Open brenmous opened 4 years ago

brenmous commented 4 years ago

When implementing bagging/bootstrapped ensemble models I tried to be clever and implement an MPI shared memory window. The intention was that instead of duplicating the training data across all nodes (very memory intensive) we just set up a shared window on the root node. This means we can train big ensemble models in parallel with a minimal memory footprint. There are a few issues though:

  1. I don't know if it actually works. When initially testing, I created the shared window and shared the data in the same scope that it was being used. This showed a decrease in memory usage. I then refactored the shared memory creation routine to mpiops.py and shared it as soon as data was intersected, passing it around as SharedTrainingData named tuple (defined in geoio.py). I have a suspicion that by doing this, and by the window going out of scope, the numpy arrays are being copied by each process and no longer being shared. My assumption was that the buffer created by the shared window that is used to initialize the numpy arrays would be preserved, but the memory usage picked back up after implementing this.

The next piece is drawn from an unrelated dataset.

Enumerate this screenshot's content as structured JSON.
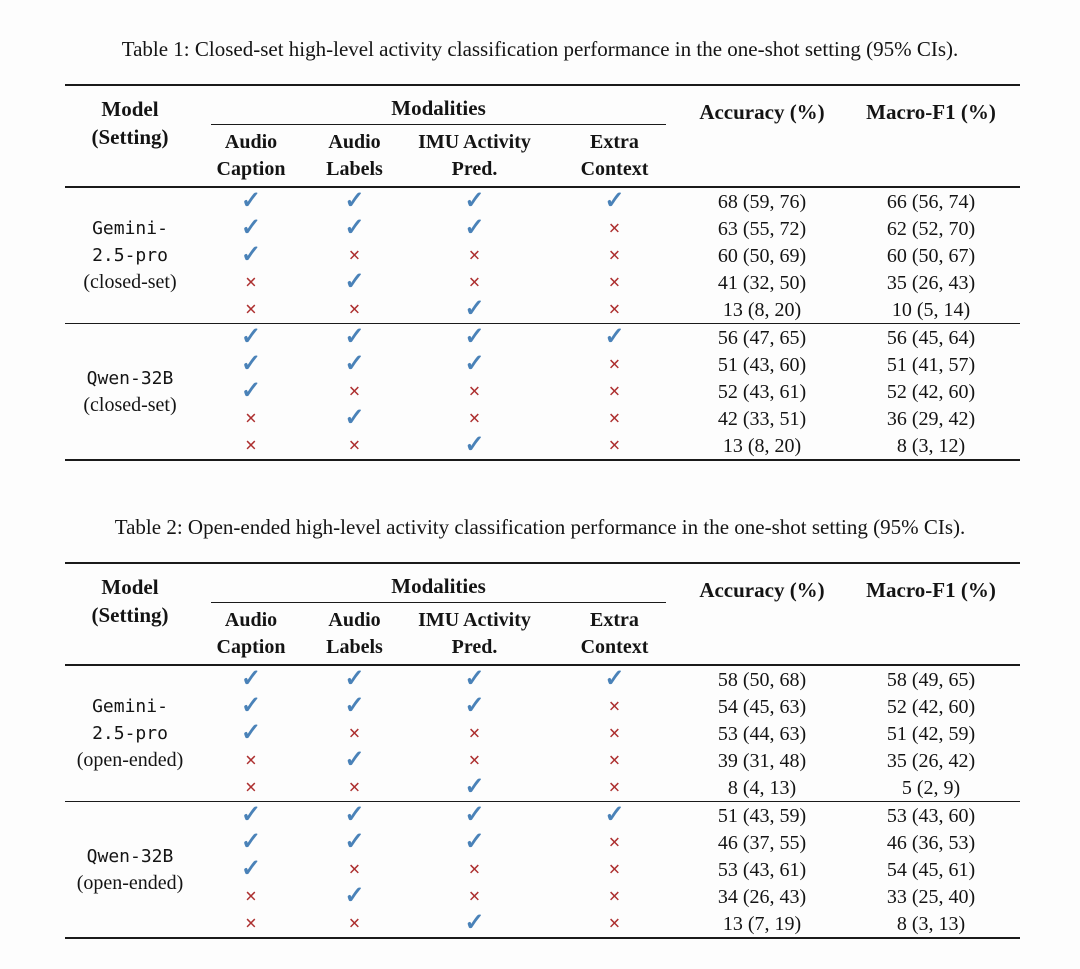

  2. We can't use shared memory across multiple compute nodes on the NCI. If a job spreads across more than one node, the shared memory window approach no longer works as it can only share on the same physical memory. This means for really memory hungry jobs we have to use a hugemem queue.

Need to either doubledown on the shared memory approach and ensure it's working as intended and get it to work across networked compute nodes, or scrap it and go back to duplicating memory across nodes when parallel training is needed.